Gli stati del Golfo non hanno un vero sistema di difesa, con eserciti composti da soldati stranieri bengalesi o baluci. L'unico stato che potrebbe opporsi militarmente all'Iran è l'Arabia Saudita, le cui forze non sono però sufficientemente addestrate per operazioni militari su larga scala e che quindi capitolerebbe senza un supporto sostanziale degli Stati Uniti. La conquista della penisola arabica è particolarmente attrattiva per gli iraniani in quando ospita le città sante dell'Islam Mecca e Medina, il che decreterebbe il governo sciita sull'Islam come ai tempi del IV Califfo, Ali Bin ABi Talib. Il controllo iraniano su larga parte del Medio Oriente avrebbe conseguenze disastrose per quanto riguarda i prezzi del petrolio, per non parlare delle sorti di Israele.

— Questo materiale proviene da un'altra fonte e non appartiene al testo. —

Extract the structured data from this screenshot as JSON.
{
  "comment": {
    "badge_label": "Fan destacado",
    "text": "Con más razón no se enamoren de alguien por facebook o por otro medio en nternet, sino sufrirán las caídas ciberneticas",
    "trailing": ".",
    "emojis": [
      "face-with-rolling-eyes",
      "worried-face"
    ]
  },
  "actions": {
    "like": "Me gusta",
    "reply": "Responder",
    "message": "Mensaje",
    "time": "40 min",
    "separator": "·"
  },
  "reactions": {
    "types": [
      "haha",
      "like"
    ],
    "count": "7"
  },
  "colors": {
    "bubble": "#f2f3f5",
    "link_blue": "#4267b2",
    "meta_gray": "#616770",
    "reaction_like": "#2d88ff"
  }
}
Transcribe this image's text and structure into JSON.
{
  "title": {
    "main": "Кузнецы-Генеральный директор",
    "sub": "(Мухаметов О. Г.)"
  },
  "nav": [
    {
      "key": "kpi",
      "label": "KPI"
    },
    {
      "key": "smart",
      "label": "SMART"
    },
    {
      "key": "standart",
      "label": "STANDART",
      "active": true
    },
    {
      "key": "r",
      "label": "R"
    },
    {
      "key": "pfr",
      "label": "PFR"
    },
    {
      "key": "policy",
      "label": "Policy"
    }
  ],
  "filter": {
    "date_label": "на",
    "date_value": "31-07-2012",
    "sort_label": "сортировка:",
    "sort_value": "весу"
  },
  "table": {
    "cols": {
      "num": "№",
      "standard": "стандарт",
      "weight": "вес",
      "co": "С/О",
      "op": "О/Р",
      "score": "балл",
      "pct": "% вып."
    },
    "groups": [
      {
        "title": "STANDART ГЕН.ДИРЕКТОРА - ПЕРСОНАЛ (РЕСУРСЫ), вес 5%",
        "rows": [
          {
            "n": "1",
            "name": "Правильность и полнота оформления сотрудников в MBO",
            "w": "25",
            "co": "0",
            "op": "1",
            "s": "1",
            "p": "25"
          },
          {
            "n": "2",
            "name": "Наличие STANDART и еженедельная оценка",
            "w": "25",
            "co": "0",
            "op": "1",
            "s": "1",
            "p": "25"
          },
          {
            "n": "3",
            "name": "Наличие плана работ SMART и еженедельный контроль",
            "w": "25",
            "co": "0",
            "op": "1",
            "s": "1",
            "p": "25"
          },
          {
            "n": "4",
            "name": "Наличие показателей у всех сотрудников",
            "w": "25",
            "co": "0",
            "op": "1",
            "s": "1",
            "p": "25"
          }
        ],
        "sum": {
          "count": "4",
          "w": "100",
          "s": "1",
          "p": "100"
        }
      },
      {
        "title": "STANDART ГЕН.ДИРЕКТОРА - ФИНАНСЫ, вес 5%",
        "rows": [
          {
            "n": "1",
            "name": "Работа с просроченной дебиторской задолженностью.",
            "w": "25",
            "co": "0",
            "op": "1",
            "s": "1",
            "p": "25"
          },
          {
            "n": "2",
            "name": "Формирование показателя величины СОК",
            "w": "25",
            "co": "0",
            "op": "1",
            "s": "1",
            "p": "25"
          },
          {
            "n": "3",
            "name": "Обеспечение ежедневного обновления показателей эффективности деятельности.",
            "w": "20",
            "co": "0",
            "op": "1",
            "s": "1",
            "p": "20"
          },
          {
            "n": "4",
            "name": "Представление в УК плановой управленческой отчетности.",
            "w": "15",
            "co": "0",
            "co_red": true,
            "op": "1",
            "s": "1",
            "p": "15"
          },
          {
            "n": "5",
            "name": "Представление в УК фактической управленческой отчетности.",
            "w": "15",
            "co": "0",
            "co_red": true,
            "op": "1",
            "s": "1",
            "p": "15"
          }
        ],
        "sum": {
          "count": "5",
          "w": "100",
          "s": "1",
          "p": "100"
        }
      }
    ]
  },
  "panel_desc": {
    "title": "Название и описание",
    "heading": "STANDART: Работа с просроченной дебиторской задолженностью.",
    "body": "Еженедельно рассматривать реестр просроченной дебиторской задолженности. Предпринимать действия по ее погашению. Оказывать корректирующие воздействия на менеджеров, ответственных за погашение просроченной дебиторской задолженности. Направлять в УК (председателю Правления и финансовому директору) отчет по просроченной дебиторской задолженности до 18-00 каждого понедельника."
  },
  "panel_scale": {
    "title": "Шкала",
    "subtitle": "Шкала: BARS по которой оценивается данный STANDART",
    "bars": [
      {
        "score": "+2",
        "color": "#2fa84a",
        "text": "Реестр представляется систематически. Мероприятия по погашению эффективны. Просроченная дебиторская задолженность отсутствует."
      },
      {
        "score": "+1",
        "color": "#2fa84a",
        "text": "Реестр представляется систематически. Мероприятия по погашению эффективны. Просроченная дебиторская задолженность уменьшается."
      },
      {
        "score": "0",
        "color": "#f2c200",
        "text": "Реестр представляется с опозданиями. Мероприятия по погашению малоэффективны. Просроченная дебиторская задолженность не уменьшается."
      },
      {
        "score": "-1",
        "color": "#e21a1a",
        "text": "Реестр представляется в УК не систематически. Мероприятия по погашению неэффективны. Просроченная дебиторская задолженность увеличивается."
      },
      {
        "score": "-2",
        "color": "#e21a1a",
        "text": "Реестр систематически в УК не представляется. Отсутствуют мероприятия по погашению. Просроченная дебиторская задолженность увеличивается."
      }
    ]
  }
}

Tuttavia è improbabile che l'Iran abbia in programma un attacco immediato ad Israele, poiché anche a Teheran sanno che Israele può innervosirsi e reagire "sproporzionatamente" come ha dimostrato nel 2006 in Libano e nel 2009 a Gaza, causando severi danni anche all'Iran. Inoltre gli iraniani temono l'arsenale nucleare israeliano, che conta secondo le indiscrezioni 200-300 testate. Quindi Israele risulta nella lista degli obiettivi secondari, assieme a Turchia, Nordafrica e Europa. Per questo il dibattito su un possibile attacco israeliano serve di più per attirare l'attenzione sul problema del nucleare iraniano. In effetti Israele non ha mai condotto un dibattito pubblico su un attacco militare.

La Siria rappresenta oggi la chiave di volta per il futuro dell'Iran: se Assad vince l'Iran si sentirà più forte e continuerà nel suo programma tentacolare di conquista globale; se Assad cade, l'espansione iraniana verso occidente verrà fermata, con una crisi interna sul fallimento in Siria che potrebbe comportare il crollo dell'attuale regime. È per questo che l'Iran sta investendo così tanto in Siria appoggiando Assad.

Per combattere l'Iran bisogna appoggiare i ribelli nella lotta contro Assad. Lo hanno capito in Turchia, in Arabia Saudita e negli stati del Golfo, ma quanto ci vorrà perché anche gli europei e la Casa Bianca si convincano ad agire per fermare l'Iran?

Mordechai Kedar è lettore di arabo e islam all' Università di Bar Ilan a Tel Aviv. Nella stessa università è direttore del Centro Sudi (in formazione) su Medio Oriente e Islam. E' studioso di ideologia, politica e movimenti islamici dei paesi arabi, Siria in particolare, e analista dei media arabi.